A feature optimization study based on a diabetes risk questionnaire

Front Public Health. 2024 Feb 23:12:1328353. doi: 10.3389/fpubh.2024.1328353. eCollection 2024.

Abstract

Introduction: The prevalence of diabetes, a common chronic disease, has shown a gradual increase, posing substantial burdens on both society and individuals. In order to enhance the effectiveness of diabetes risk prediction questionnaires, optimize the selection of characteristic variables, and raise awareness of diabetes risk among residents, this study utilizes survey data obtained from the risk factor monitoring system of the Centers for Disease Control and Prevention in the United States.

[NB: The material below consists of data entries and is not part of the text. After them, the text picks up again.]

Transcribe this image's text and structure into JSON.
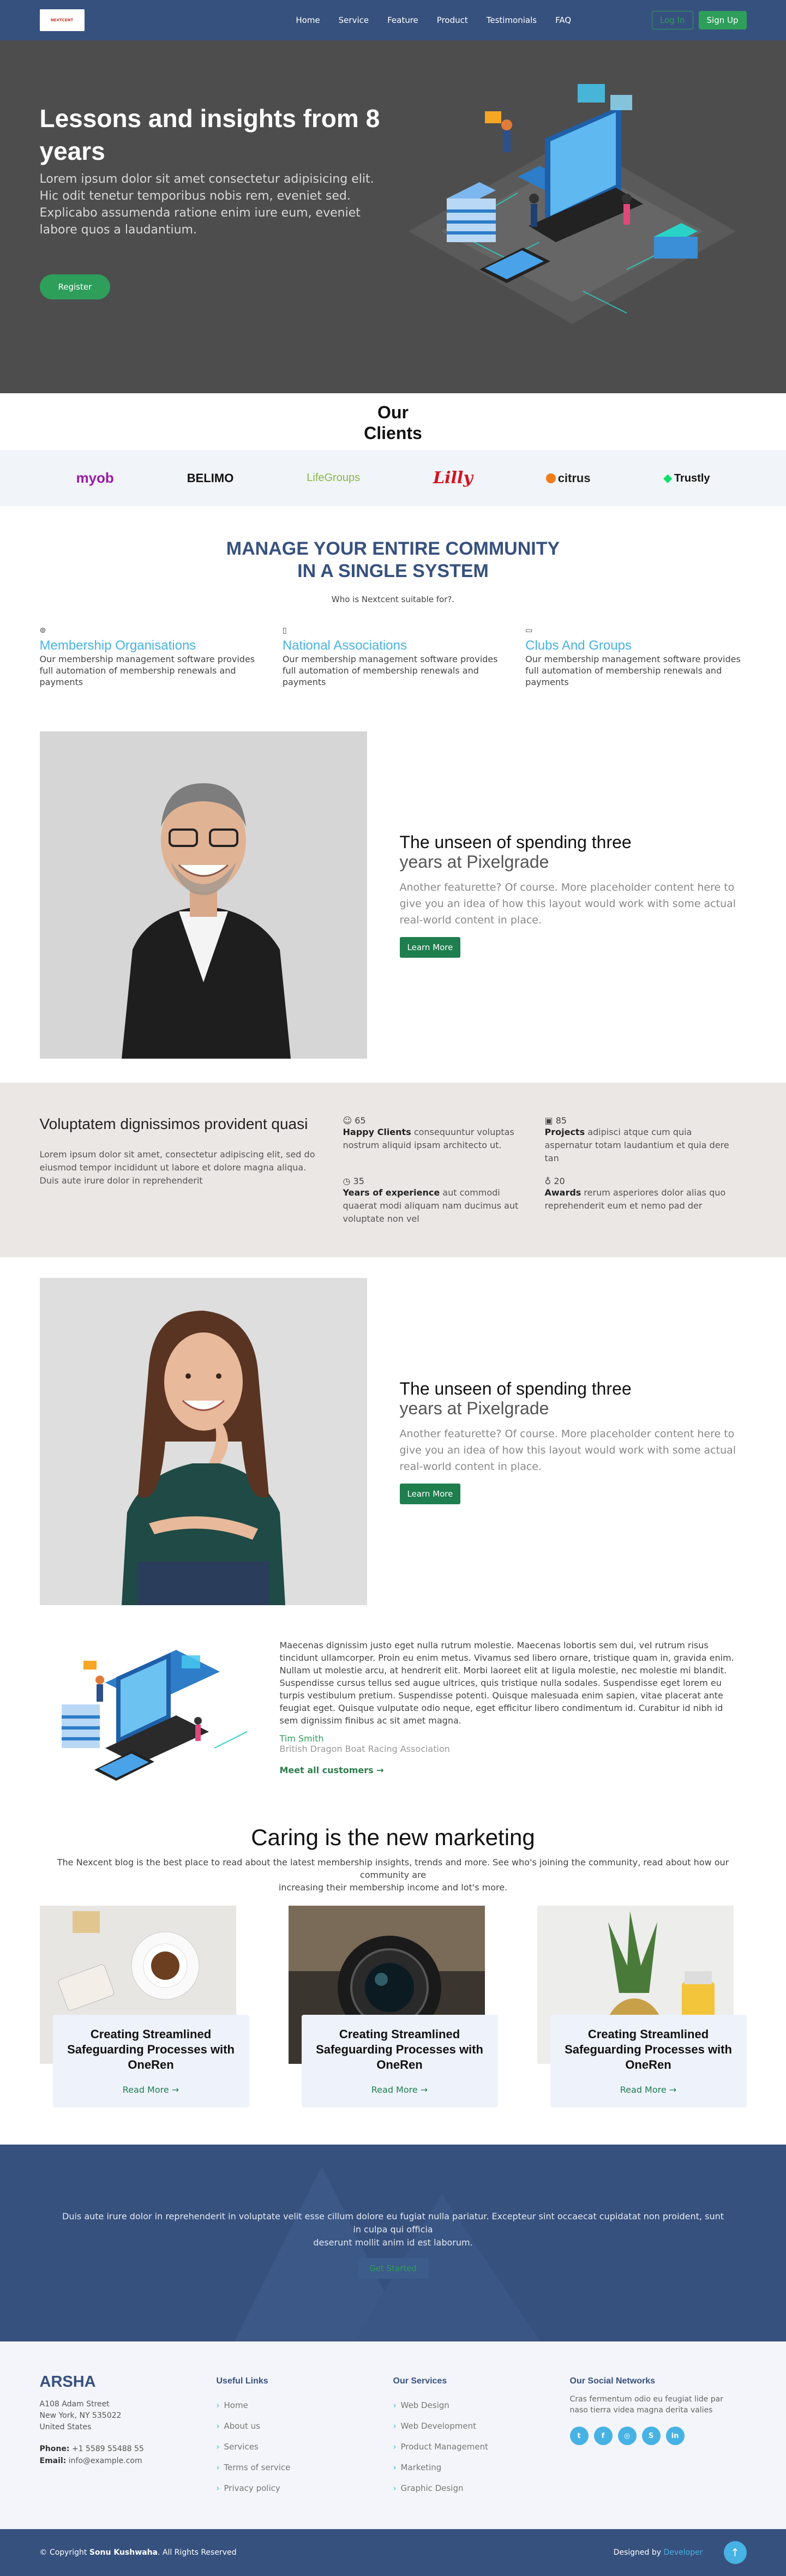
{
  "header": {
    "logo_text": "NEXTCENT",
    "nav": [
      "Home",
      "Service",
      "Feature",
      "Product",
      "Testimonials",
      "FAQ"
    ],
    "login": "Log In",
    "signup": "Sign Up"
  },
  "hero": {
    "title": "Lessons and insights from 8 years",
    "text": "Lorem ipsum dolor sit amet consectetur adipisicing elit. Hic odit tenetur temporibus nobis rem, eveniet sed. Explicabo assumenda ratione enim iure eum, eveniet labore quos a laudantium.",
    "register": "Register"
  },
  "clients": {
    "title_line1": "Our",
    "title_line2": "Clients",
    "logos": [
      "myob",
      "BELIMO",
      "LifeGroups",
      "Lilly",
      "citrus",
      "Trustly"
    ]
  },
  "manage": {
    "title_line1": "MANAGE YOUR ENTIRE COMMUNITY",
    "title_line2": "IN A SINGLE SYSTEM",
    "subtitle": "Who is Nextcent suitable for?.",
    "features": [
      {
        "title": "Membership Organisations",
        "text": "Our membership management software provides full automation of membership renewals and payments"
      },
      {
        "title": "National Associations",
        "text": "Our membership management software provides full automation of membership renewals and payments"
      },
      {
        "title": "Clubs And Groups",
        "text": "Our membership management software provides full automation of membership renewals and payments"
      }
    ]
  },
  "feature1": {
    "heading": "The unseen of spending three",
    "heading_muted": "years at Pixelgrade",
    "text": "Another featurette? Of course. More placeholder content here to give you an idea of how this layout would work with some actual real-world content in place.",
    "button": "Learn More"
  },
  "stats": {
    "heading": "Voluptatem dignissimos provident quasi",
    "text": "Lorem ipsum dolor sit amet, consectetur adipiscing elit, sed do eiusmod tempor incididunt ut labore et dolore magna aliqua. Duis aute irure dolor in reprehenderit",
    "items": [
      {
        "num": "65",
        "label": "Happy Clients",
        "text": "consequuntur voluptas nostrum aliquid ipsam architecto ut."
      },
      {
        "num": "85",
        "label": "Projects",
        "text": "adipisci atque cum quia aspernatur totam laudantium et quia dere tan"
      },
      {
        "num": "35",
        "label": "Years of experience",
        "text": "aut commodi quaerat modi aliquam nam ducimus aut voluptate non vel"
      },
      {
        "num": "20",
        "label": "Awards",
        "text": "rerum asperiores dolor alias quo reprehenderit eum et nemo pad der"
      }
    ]
  },
  "feature2": {
    "heading": "The unseen of spending three",
    "heading_muted": "years at Pixelgrade",
    "text": "Another featurette? Of course. More placeholder content here to give you an idea of how this layout would work with some actual real-world content in place.",
    "button": "Learn More"
  },
  "testimonial": {
    "text": "Maecenas dignissim justo eget nulla rutrum molestie. Maecenas lobortis sem dui, vel rutrum risus tincidunt ullamcorper. Proin eu enim metus. Vivamus sed libero ornare, tristique quam in, gravida enim. Nullam ut molestie arcu, at hendrerit elit. Morbi laoreet elit at ligula molestie, nec molestie mi blandit. Suspendisse cursus tellus sed augue ultrices, quis tristique nulla sodales. Suspendisse eget lorem eu turpis vestibulum pretium. Suspendisse potenti. Quisque malesuada enim sapien, vitae placerat ante feugiat eget. Quisque vulputate odio neque, eget efficitur libero condimentum id. Curabitur id nibh id sem dignissim finibus ac sit amet magna.",
    "name": "Tim Smith",
    "org": "British Dragon Boat Racing Association",
    "link": "Meet all customers →"
  },
  "blog": {
    "title": "Caring is the new marketing",
    "desc_line1": "The Nexcent blog is the best place to read about the latest membership insights, trends and more. See who's joining the community, read about how our community are",
    "desc_line2": "increasing their membership income and lot's more.",
    "cards": [
      {
        "title": "Creating Streamlined Safeguarding Processes with OneRen",
        "more": "Read More →"
      },
      {
        "title": "Creating Streamlined Safeguarding Processes with OneRen",
        "more": "Read More →"
      },
      {
        "title": "Creating Streamlined Safeguarding Processes with OneRen",
        "more": "Read More →"
      }
    ]
  },
  "cta": {
    "text_line1": "Duis aute irure dolor in reprehenderit in voluptate velit esse cillum dolore eu fugiat nulla pariatur. Excepteur sint occaecat cupidatat non proident, sunt in culpa qui officia",
    "text_line2": "deserunt mollit anim id est laborum.",
    "button": "Get Started"
  },
  "footer": {
    "brand": "ARSHA",
    "address": [
      "A108 Adam Street",
      "New York, NY 535022",
      "United States"
    ],
    "phone_label": "Phone:",
    "phone": "+1 5589 55488 55",
    "email_label": "Email:",
    "email": "info@example.com",
    "useful_title": "Useful Links",
    "useful": [
      "Home",
      "About us",
      "Services",
      "Terms of service",
      "Privacy policy"
    ],
    "services_title": "Our Services",
    "services": [
      "Web Design",
      "Web Development",
      "Product Management",
      "Marketing",
      "Graphic Design"
    ],
    "social_title": "Our Social Networks",
    "social_text": "Cras fermentum odio eu feugiat lide par naso tierra videa magna derita valies",
    "social_icons": [
      "twitter-icon",
      "facebook-icon",
      "instagram-icon",
      "skype-icon",
      "linkedin-icon"
    ]
  },
  "bottom": {
    "copyright_prefix": "© Copyright",
    "copyright_name": "Sonu Kushwaha",
    "copyright_suffix": ". All Rights Reserved",
    "designed_by": "Designed by",
    "designer": "Developer"
  },
  "colors": {
    "navy": "#37517e",
    "green": "#2e9e5b",
    "sky": "#47b2e4"
  }
}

Methods: Following univariate analysis and meticulous screening, a more refined dataset was constructed. This dataset underwent preprocessing steps, including data distribution standardization, the application of the Synthetic Minority Oversampling Technique (SMOTE) in combination with the Round function for equilibration, and data standardization. Subsequently, machine learning (ML) techniques were employed, utilizing enumerated feature variables to evaluate the strength of the correlation among diabetes risk factors.

Results: The research findings effectively delineated the ranking of characteristic variables that significantly influence the risk of diabetes. Obesity emerges as the most impactful factor, overshadowing other risk factors. Additionally, psychological factors, advanced age, high cholesterol, high blood pressure, alcohol abuse, coronary heart disease or myocardial infarction, mobility difficulties, and low family income exhibit correlations with diabetes risk to varying degrees.

Discussion: The experimental data in this study illustrate that, while maintaining comparable accuracy, optimization of questionnaire variables and the number of questions can significantly enhance efficiency for subsequent follow-up and precise diabetes prevention. Moreover, the research methods employed in this study offer valuable insights into studying the risk correlation of other diseases, while the research results contribute to heightened societal awareness of populations at elevated risk of diabetes.

Keywords: diabetes; diabetes risk questionnaire; feature enumeration; machine learning; public health; risk prediction.

MeSH terms

  • Diabetes Mellitus* / epidemiology
  • Humans
  • Machine Learning
  • Obesity / complications
  • Risk Factors
  • Surveys and Questionnaires
  • United States

Grants and funding

The author(s) declare financial support was received for the research, authorship, and/or publication of this article. This work was supported by the Hainan Province Science and Technology Special Fund (ZDYF2022SHFZ026) and the National Natural Science Foundation of China (62163010).